The Japanese don't use Iie in this case because, well... because, as a Japanese would say in English, "this word is too strong". In fact, saying that it's "too strong" is an understatement. The word Iie in this situation does in fact mean something like "Of course not. What gave you that preposterous idea?", or "Of course not. I don't go with you absolutely".

So poor Mrs. Watanabe will know for sure that you won't go. But you won't hear from her again. Ever.

Kuruma ga arimasen ka ?

Be very careful here. This sentence does not mean "don't you have a car?". It means "you have no car, right?".

If somebody asked "you have no car, am I right?", how would you answer?

An answer of "you're right" or "you're right, I don't" would make clear that you don't have a car. That's exactly what an answer of Hai means: "you're right, I have no car".

On the other side, an answer of "you're wrong", taken literally, makes clear that you do have a car. But it doesn't sound very polite, even in English.

The Japanese word Iie, in this context, means the same thing, "you're wrong". Taken literally, it means that you do have a car. But it sounds even worse than its English counterpart, something like "You're plain wrong, you jerk. Of course I do have one".

Therefore, if you wrongly think that Kuruma ga arimasen ka means "don't you have a car?", Hai means "yes" and Iie means "no", you have 100% probability of getting understood backwards and 50% probability of unwillingly insulting somebody.

That's why my advice for foreign learners of Japanese is that they shouldn't use the words Hai and Iie at all to answer such negative questions. Please study carefully how do Japanese answer them.

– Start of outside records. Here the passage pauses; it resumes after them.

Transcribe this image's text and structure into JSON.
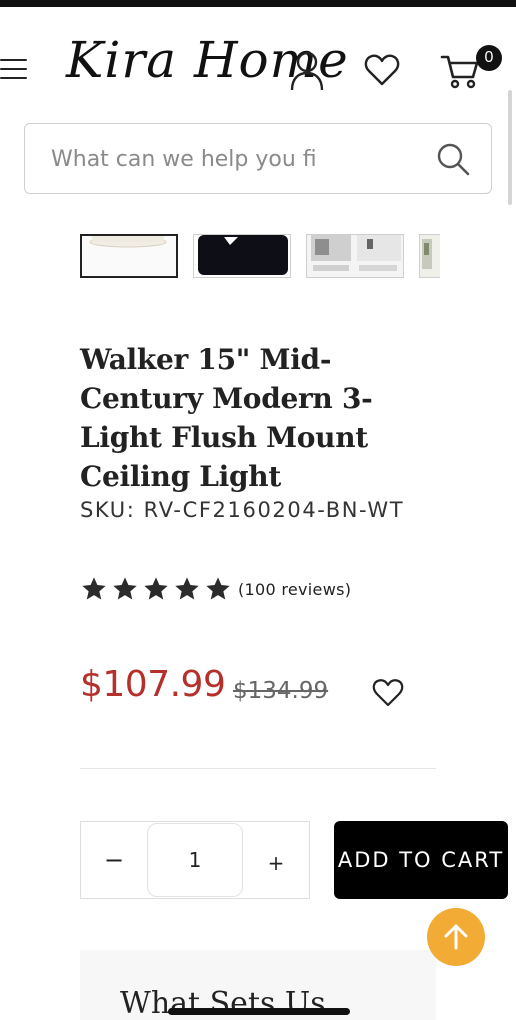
{
  "header": {
    "logo_text": "Kira Home",
    "cart_count": "0",
    "icons": {
      "menu": "hamburger-menu-icon",
      "account": "user-icon",
      "wishlist": "heart-icon",
      "cart": "cart-icon"
    }
  },
  "search": {
    "placeholder": "What can we help you fi",
    "icon": "search-icon"
  },
  "gallery": {
    "thumbnails": [
      {
        "name": "flush-mount-light-thumbnail",
        "active": true
      },
      {
        "name": "video-thumbnail",
        "icon": "play-icon"
      },
      {
        "name": "lifestyle-thumbnail"
      },
      {
        "name": "room-thumbnail"
      }
    ]
  },
  "product": {
    "title": "Walker 15\" Mid-Century Modern 3-Light Flush Mount Ceiling Light",
    "sku": "SKU: RV-CF2160204-BN-WT",
    "rating": 5,
    "reviews": "(100 reviews)",
    "price": "$107.99",
    "compare_price": "$134.99",
    "price_color": "#b5302b"
  },
  "cart_form": {
    "minus_label": "−",
    "quantity": "1",
    "plus_label": "+",
    "add_to_cart_label": "ADD TO CART"
  },
  "section": {
    "heading": "What Sets Us"
  },
  "colors": {
    "accent_button": "#000000",
    "back_to_top": "#f2ab34"
  }
}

Of course, this does not mean that the words Hai and Iie are not useful at all.

Uses of Iie

When somebody tells you anything like "you have a good car", "you're beautiful", "you speak good Japanese", "your house looks very big", or "your husband/wife is very smart", then you're expected to say immediately Iie, "not at all" while smiling nervously.

If a Japanese were to say Hai in such a moment, other Japanese would think he was boasting. Most Japanese don't like boasting at all.

Uses of Hai

The basic meaning of the word Hai is "I have understood what you just said". Sometimes it means "I agree with what you said" as well. There are other words with basically the same meaning, (like Ee or Unn) but Hai is the most polite. It never sounds impolite.

You may always use it
    to say you agree,
    to show you're hearing, and
    to acknowledge a direct order from anyone with authority over you.
To summarize

To accept invitations use Hai (or repeeat the verb); to refuse them, use excuses. At any rate, show you're grateful.

Answer conjectures with Hai (or repeat the verb) when you agree, and with excuses when you disagree. Don't use Iie AT ALL to answer conjectures unless you're very very sure you know what you're doing.

Akiramecha dame !

This means "Never give up".
What I've explained in these pages should not make you think that Japanese is horribly involved. It's not involved... it's just very different from English. That's why, when a Japanese learns English, he finds "yes" and "no" to be very difficult words which English speakers use in very surprising ways.